Iraqi troops and militia fighters attacked Islamic State militants in a key area north of Baghdad Monday, the first full day of a highly publicized offensive to recapture the city of Tikrit.
Ground troops advanced on multiple fronts with support from airstrikes, military commanders said. The operation includes an estimated 30,000 members of Iraq's military, Shi'ite militias and Kurdish peshmerga fighters.
Map of Iraq showing Tikrit and Samarra in Saladin province
The assault is a key test for the struggling Iraqi army. And in what may be an indication of a long fight ahead, hours into the operation the military still hadn't entered the city, a commander told The Associated Press.
General Abdul-Wahab al-Saadi, commander for the province, told state TV the operation was "going on as planned," with fighting taking place outside Tikrit, mainly on its eastern side, the AP reported.
State-run Al-Iraqiya television said the militants had left some areas outside the city, but gave no more details of the fighting.
In footage aired on Iranian television, a member of Iraq's forces held up an ammunition belt and said he is prepared to "crush" the Islamic State militants, who overran the hometown of executed leader Saddam Hussein last year.
The military offensive is the largest since the Islamic State group took control of Tikrit last June, when the militants took control of large swathes of northern Iraq, as well as parts of eastern Syria.

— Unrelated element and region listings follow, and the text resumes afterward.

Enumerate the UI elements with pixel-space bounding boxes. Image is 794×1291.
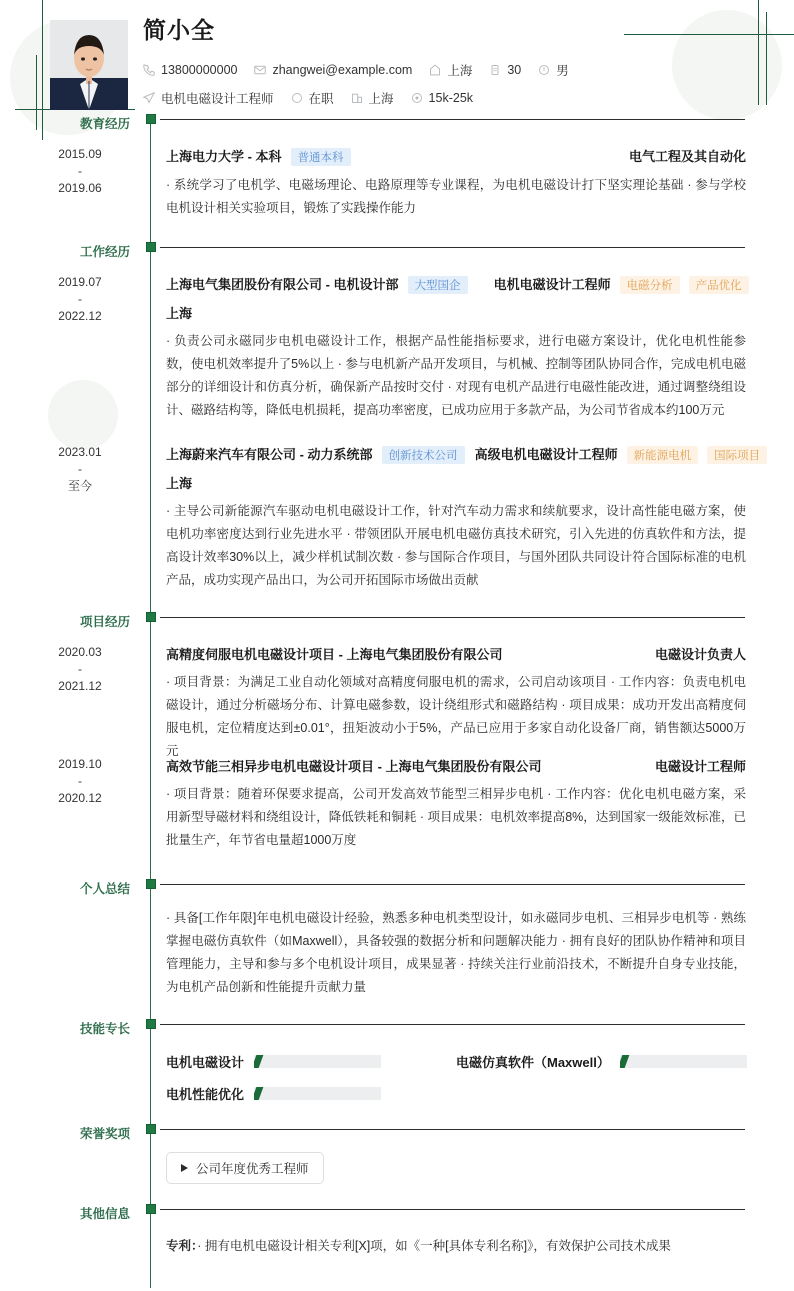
status-icon	[291, 92, 303, 104]
section-label-project: 项目经历	[79, 615, 130, 629]
section-label-skills: 技能专长	[79, 1022, 130, 1036]
skill-label: 电磁仿真软件（Maxwell）	[456, 1054, 610, 1070]
section-label-other: 其他信息	[79, 1207, 130, 1221]
skill-label: 电机电磁设计	[166, 1054, 245, 1070]
timeline-node	[146, 879, 156, 889]
position-icon	[143, 92, 155, 104]
section-rule	[160, 884, 745, 885]
contact-value: 上海	[368, 92, 394, 106]
project-name: 高效节能三相异步电机电磁设计项目 - 上海电气集团股份有限公司	[166, 759, 542, 774]
timeline-node	[146, 1019, 156, 1029]
section-rule	[160, 1209, 745, 1210]
timeline-node	[146, 612, 156, 622]
skill-tag: 产品优化	[689, 276, 749, 294]
award-chip[interactable]	[166, 1152, 324, 1184]
project-date: 2020.03 - 2021.12	[58, 645, 102, 693]
awards-list	[166, 1152, 746, 1184]
job-status	[291, 89, 334, 107]
other-key: 专利：	[166, 1239, 198, 1253]
project-entry	[166, 644, 746, 763]
timeline-node	[146, 1204, 156, 1214]
resume-header	[0, 0, 794, 112]
section-label-awards: 荣誉奖项	[79, 1127, 130, 1141]
company-name: 上海电气集团股份有限公司 - 电机设计部	[166, 277, 399, 292]
project-title-row	[166, 756, 746, 775]
education-entry	[166, 146, 746, 220]
gender-icon	[538, 64, 550, 76]
skill-tag: 电磁分析	[620, 276, 680, 294]
contact-value: 在职	[308, 92, 334, 106]
project-description: · 项目背景：为满足工业自动化领域对高精度伺服电机的需求，公司启动该项目 · 工作内容：负责电机电磁设计，通过分析磁场分布、计算电磁参数，设计绕组形式和磁路结构 · 项目成果：成功开发出高精度伺服电机，定位精度达到±0.01°，扭矩波动小于5%，产品已应用于多家自动化设备厂商，销售额达5000万元	[166, 675, 746, 758]
city-icon	[351, 92, 363, 104]
summary-text: · 具备[工作年限]年电机电磁设计经验，熟悉多种电机类型设计，如永磁同步电机、三相异步电机等 · 熟练掌握电磁仿真软件（如Maxwell），具备较强的数据分析和问题解决能力 · 拥有良好的团队协作精神和项目管理能力，主导和参与多个电机设计项目，成果显著 · 持续关注行业前沿技术，不断提升自身专业技能，为电机产品创新和性能提升贡献力量	[166, 911, 746, 994]
skill-item	[166, 1045, 456, 1077]
work-city	[351, 89, 394, 107]
work-description: · 负责公司永磁同步电机电磁设计工作，根据产品性能指标要求，进行电磁方案设计，优化电机性能参数，使电机效率提升了5%以上 · 参与电机新产品开发项目，与机械、控制等团队协同合作，完成电机电磁部分的详细设计和仿真分析，确保新产品按时交付 · 对现有电机产品进行电磁性能改进，通过调整绕组设计、磁路结构等，降低电机损耗，提高功率密度，已成功应用于多款产品，为公司节省成本约100万元	[166, 334, 746, 417]
age-icon	[489, 64, 501, 76]
skill-progress-bar	[254, 1055, 381, 1068]
other-value: · 拥有电机电磁设计相关专利[X]项，如《一种[具体专利名称]》，有效保护公司技术成果	[197, 1239, 671, 1253]
project-title-row	[166, 644, 746, 663]
project-role: 电磁设计负责人	[654, 647, 746, 662]
education-title-row	[166, 146, 746, 166]
contact-value: 13800000000	[161, 63, 238, 77]
contact-value: 15k-25k	[428, 91, 474, 105]
school-name: 上海电力大学 - 本科	[166, 149, 282, 164]
mail-icon	[254, 64, 266, 76]
skill-item	[166, 1077, 456, 1109]
contact-email	[254, 63, 412, 77]
education-major: 电气工程及其自动化	[628, 149, 746, 164]
avatar	[50, 20, 128, 110]
work-entry	[166, 274, 746, 422]
work-date: 2023.01 - 至今	[58, 445, 102, 493]
project-role: 电磁设计工程师	[654, 759, 746, 774]
skill-progress-bar	[620, 1055, 747, 1068]
section-rule	[160, 1129, 745, 1130]
contact-phone	[143, 63, 237, 77]
contact-value: 上海	[447, 64, 473, 78]
education-description: · 系统学习了电机学、电磁场理论、电路原理等专业课程，为电机电磁设计打下坚实理论基础 · 参与学校电机设计相关实验项目，锻炼了实践操作能力	[166, 178, 746, 215]
contact-row-primary	[143, 61, 586, 79]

That land grab also netted them Mosul, Iraq's second largest city, located just north of Tikrit's province.
Iraqi Prime Minister Haider al-Abadi issued an ultimatum at the start of the operation Sunday, offering what he called "the last chance" for Islamic State supporters to be pardoned if they defected from the group.
"I call upon those who have been misled or committed a mistake to lay down arms and join their people and security forces in order to liberate their cities,'' Abadi said.
Abadi and Nickolay Mladenov, the U.N. special envoy in Iraq, both appealed to warring groups to avoid attacking civilians.
A victory in Tikrit would be a geographic stepping-stone for Iraqi forces to approach Mosul -- a stronghold and nerve-center for the Islamic State group.
Before Monday's offensive, Iraqi forces tried, and failed, several times to retake Tikrit, the provincial capital of Salauhddin province, about 130 kilometers (80 miles) north of Baghdad.
However, in the past few months Iraq has made some strides in pushing back Islamic State fighters from near Baghdad, in the Kurdish north, and in the eastern province of Diyala. Iraq's military has had support from U.S.-led airstrikes in Iraq, as well as by combining forces with Shi'ite militias and Kurdish peshmerga fighters.
A senior U.S. defense official confirmed to VOA last month that Shi'ite forces were organizing a battle for Tikrit, but did not say when the offensive would take place.
A U.S. Central Command official also said last month that Iraqi forces and Kurdish fighters were planning to launch an offensive to recapture Mosul in April or May.
Some material for this report came from Reuters, AP and AFP.